3,000-year-old fortress discovered in Turkish lake

© Provided by Independent Print Limited An Iron Age fortress has remained hidden in Turkey's Lake Van for centuries

A lost 3,000-year-old castle has been discovered by divers and researchers in Turkey’s Lake Van.

The spectacular ruins are thought to be those of a fortress built by the Uratu civilisation which flourished in the iron age between the 9th and 6th centuries BC.

The discovery was made by archaeologists from the Van Yüzüncü Yıl University working with a team of divers.

In an interview with Turkey's newswire service Andalou Agency, underwater videographer and head of the diving team, Tahsin Ceylan explained that other divers and archaeologists familiar with the lake advised the team they were unlikely to find much in the water.
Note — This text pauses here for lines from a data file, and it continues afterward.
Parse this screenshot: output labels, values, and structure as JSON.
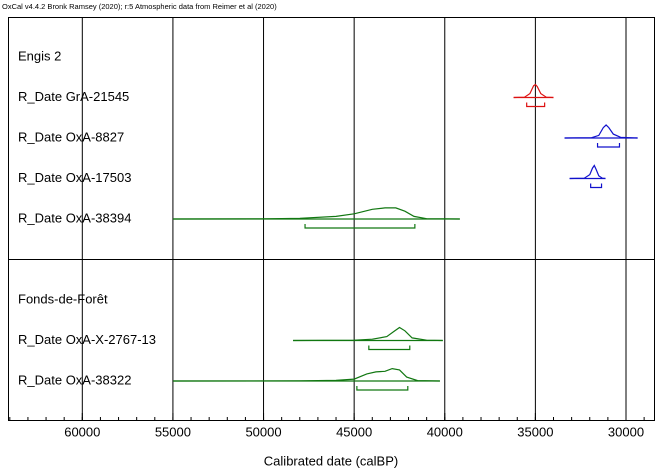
{
  "chart_data": {
    "type": "oxcal",
    "title": "OxCal v4.4.2 Bronk Ramsey (2020); r:5 Atmospheric data from Reimer et al (2020)",
    "x_label": "Calibrated date (calBP)",
    "xlim": [
      64100,
      28400
    ],
    "xticks": [
      60000,
      55000,
      50000,
      45000,
      40000,
      35000,
      30000
    ],
    "xminor": 1000,
    "grid": true,
    "groups": [
      {
        "name": "Engis 2",
        "dates": [
          {
            "name": "R_Date GrA-21545",
            "color": "#dd1111",
            "plot_range": [
              36200,
              34000
            ],
            "range_95": [
              35480,
              34490
            ],
            "density_x": [
              36200,
              35600,
              35300,
              35100,
              35000,
              34900,
              34700,
              34400,
              34000
            ],
            "density": [
              0,
              0.02,
              0.3,
              0.9,
              1,
              0.85,
              0.3,
              0.02,
              0
            ]
          },
          {
            "name": "R_Date OxA-8827",
            "color": "#1111cc",
            "plot_range": [
              33390,
              29360
            ],
            "range_95": [
              31570,
              30360
            ],
            "density_x": [
              33390,
              31900,
              31500,
              31250,
              31100,
              30950,
              30700,
              30300,
              29360
            ],
            "density": [
              0,
              0.02,
              0.2,
              0.8,
              1,
              0.8,
              0.3,
              0.05,
              0
            ]
          },
          {
            "name": "R_Date OxA-17503",
            "color": "#1111cc",
            "plot_range": [
              33110,
              31130
            ],
            "range_95": [
              31950,
              31350
            ],
            "density_x": [
              33110,
              32300,
              32000,
              31850,
              31750,
              31650,
              31500,
              31300,
              31130
            ],
            "density": [
              0,
              0.02,
              0.3,
              0.8,
              1,
              0.7,
              0.2,
              0.02,
              0
            ]
          },
          {
            "name": "R_Date OxA-38394",
            "color": "#117711",
            "plot_range": [
              54990,
              39170
            ],
            "range_95": [
              47710,
              41650
            ],
            "density_x": [
              54990,
              50000,
              48000,
              46000,
              45000,
              44000,
              43300,
              42700,
              42200,
              41700,
              41000,
              39170
            ],
            "density": [
              0,
              0.01,
              0.05,
              0.2,
              0.4,
              0.75,
              0.85,
              0.85,
              0.6,
              0.2,
              0.02,
              0
            ]
          }
        ]
      },
      {
        "name": "Fonds-de-Forêt",
        "dates": [
          {
            "name": "R_Date OxA-X-2767-13",
            "color": "#117711",
            "plot_range": [
              48370,
              40110
            ],
            "range_95": [
              44190,
              41930
            ],
            "density_x": [
              48370,
              45000,
              44000,
              43200,
              42800,
              42500,
              42200,
              41800,
              41000,
              40110
            ],
            "density": [
              0,
              0.02,
              0.1,
              0.3,
              0.7,
              1,
              0.75,
              0.2,
              0.02,
              0
            ]
          },
          {
            "name": "R_Date OxA-38322",
            "color": "#117711",
            "plot_range": [
              54990,
              40270
            ],
            "range_95": [
              44850,
              42040
            ],
            "density_x": [
              54990,
              48000,
              46000,
              45000,
              44300,
              43800,
              43300,
              42900,
              42500,
              42100,
              41500,
              40270
            ],
            "density": [
              0,
              0.01,
              0.05,
              0.15,
              0.55,
              0.7,
              0.75,
              0.95,
              0.85,
              0.3,
              0.03,
              0
            ]
          }
        ]
      }
    ]
  }
}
But they eventually found that the remarkable ruins are part of an extensive site which stretches roughly a kilometre. Despite being underwater for centuries, the height of the visible sections of the fortress’s remaining walls range between 10 and 13 feet high.
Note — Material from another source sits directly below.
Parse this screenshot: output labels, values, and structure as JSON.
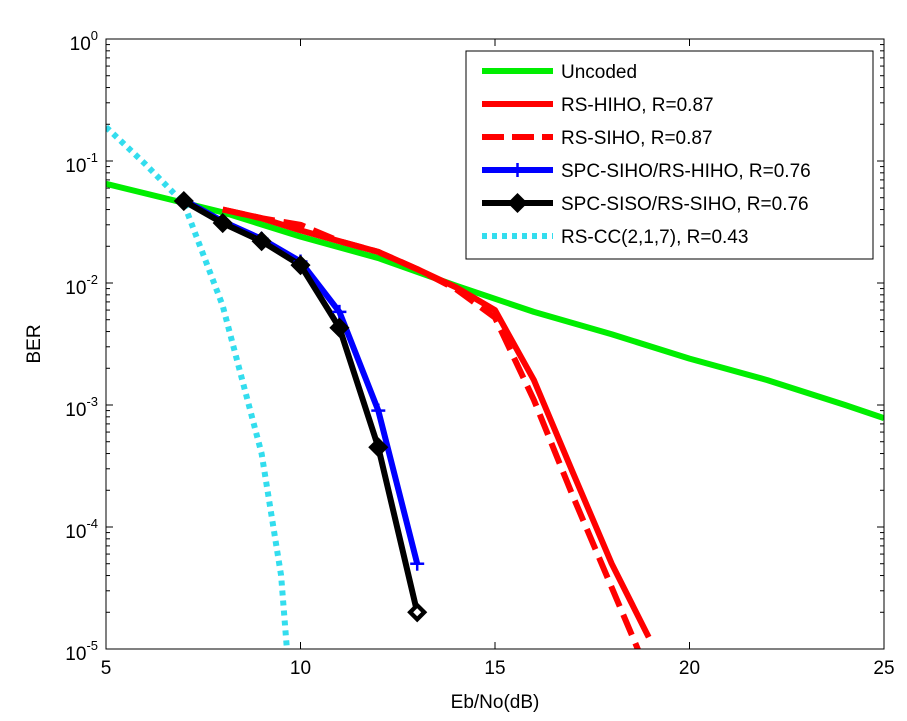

Mr Ceylan told Turkish newspaper Hürriyet Daily News, “many civilizations and people had settled around Lake Van. They named the lake the ‘upper sea’ and believed it had many mysterious things.
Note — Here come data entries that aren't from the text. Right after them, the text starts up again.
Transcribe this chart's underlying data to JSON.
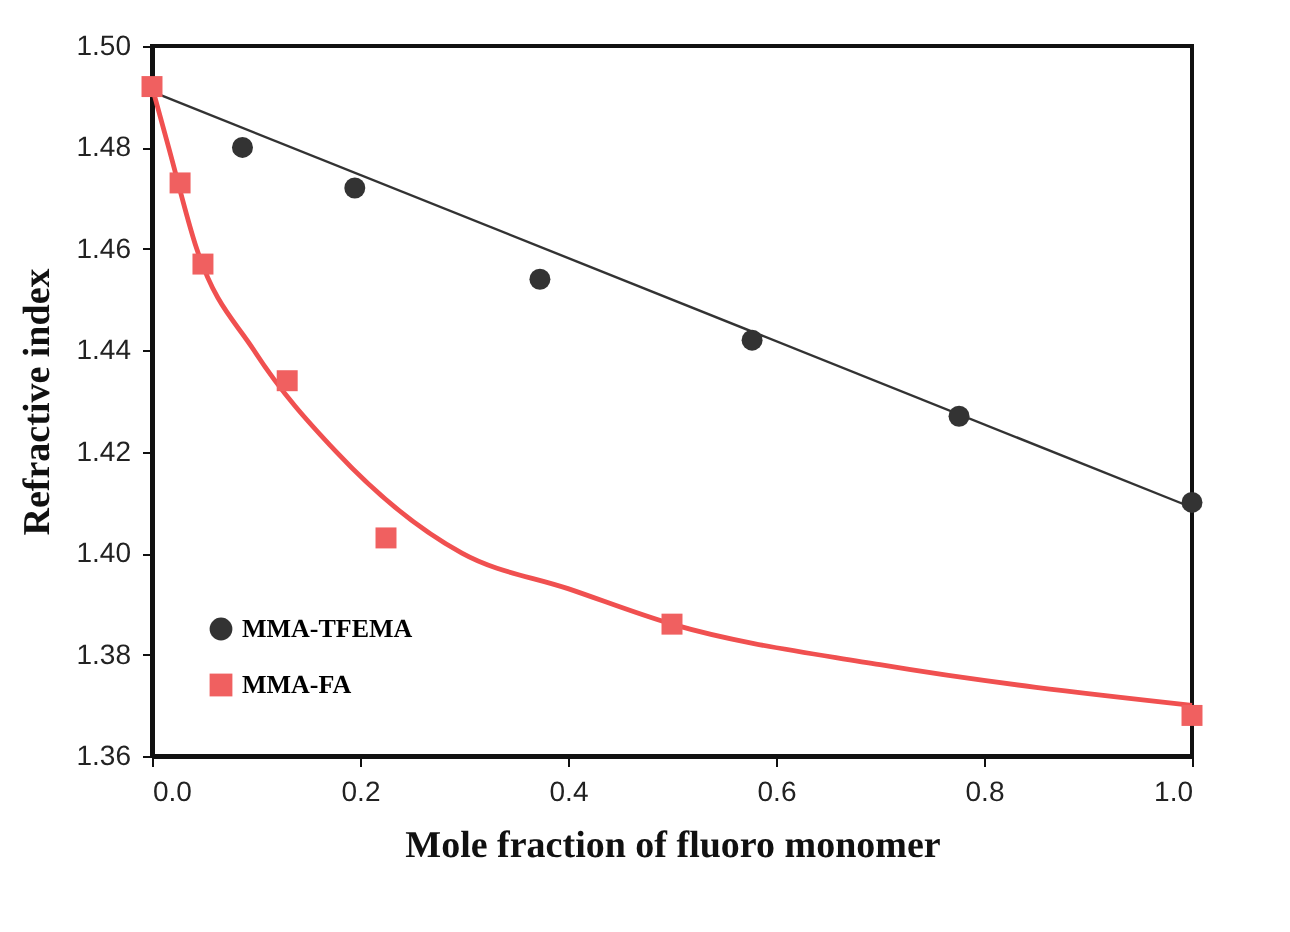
{
  "chart_data": {
    "type": "scatter",
    "xlabel": "Mole fraction of fluoro monomer",
    "ylabel": "Refractive index",
    "xlim": [
      0,
      1
    ],
    "xticks": [
      {
        "value": 0,
        "label": "0.0"
      },
      0.2,
      0.4,
      0.6,
      0.8,
      {
        "value": 1,
        "label": "1.0"
      }
    ],
    "ylim": [
      1.36,
      1.5
    ],
    "yticks": [
      1.36,
      1.38,
      {
        "value": 1.4,
        "label": "1.40"
      },
      1.42,
      1.44,
      1.46,
      1.48,
      {
        "value": 1.5,
        "label": "1.50"
      }
    ],
    "legend": "bottom left",
    "grid": false,
    "series": [
      {
        "type": "line",
        "color": "#333333",
        "x": [
          0,
          1
        ],
        "values": [
          1.491,
          1.409
        ]
      },
      {
        "type": "line",
        "color": "#f05050",
        "x": [
          0,
          0.016,
          0.043,
          0.098,
          0.177,
          0.298,
          0.4,
          0.5,
          0.7,
          1.0
        ],
        "values": [
          1.492,
          1.48,
          1.46,
          1.44,
          1.42,
          1.4,
          1.393,
          1.386,
          1.378,
          1.37
        ]
      },
      {
        "name": "MMA-TFEMA",
        "marker": "circle",
        "color": "#333333",
        "x": [
          0.087,
          0.195,
          0.373,
          0.577,
          0.776,
          1.0
        ],
        "values": [
          1.48,
          1.472,
          1.454,
          1.442,
          1.427,
          1.41
        ]
      },
      {
        "name": "MMA-FA",
        "marker": "square",
        "color": "#f06060",
        "x": [
          0,
          0.027,
          0.049,
          0.13,
          0.225,
          0.5,
          1.0
        ],
        "values": [
          1.492,
          1.473,
          1.457,
          1.434,
          1.403,
          1.386,
          1.368
        ]
      }
    ]
  }
}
“With this belief in mind, we are working to reveal the lake’s secrets,” Mr Ceylan added that Lake Van had a history of around 600,000 years.

“It is a miracle to find this castle underwater,” he added. “Archaeologists will come here to examine the castle’s history and provide information on it,” he said.

Urartu, also known as the Kingdom of Van, was an ancient nation that spanned parts of modern day Turkey, Armenia, and Iran. Lake Van is thought to have been an important focus for the civilisation.

“Studies were done on the underwater portion of the historic Urartian castle in our city, revealing it to be nearly 3,000 years old,” said Adilcevaz District governor Arif Karaman.

It is not the first discovery the team has made in the lake. Last year they found an area 1.5 square miles in size of bizarre stalagmites, which they nicknamed the “underwater fairy chimneys”.

Earlier this year they stumbled across the wreckage of a Russian ship thought to have been sunk in 1948.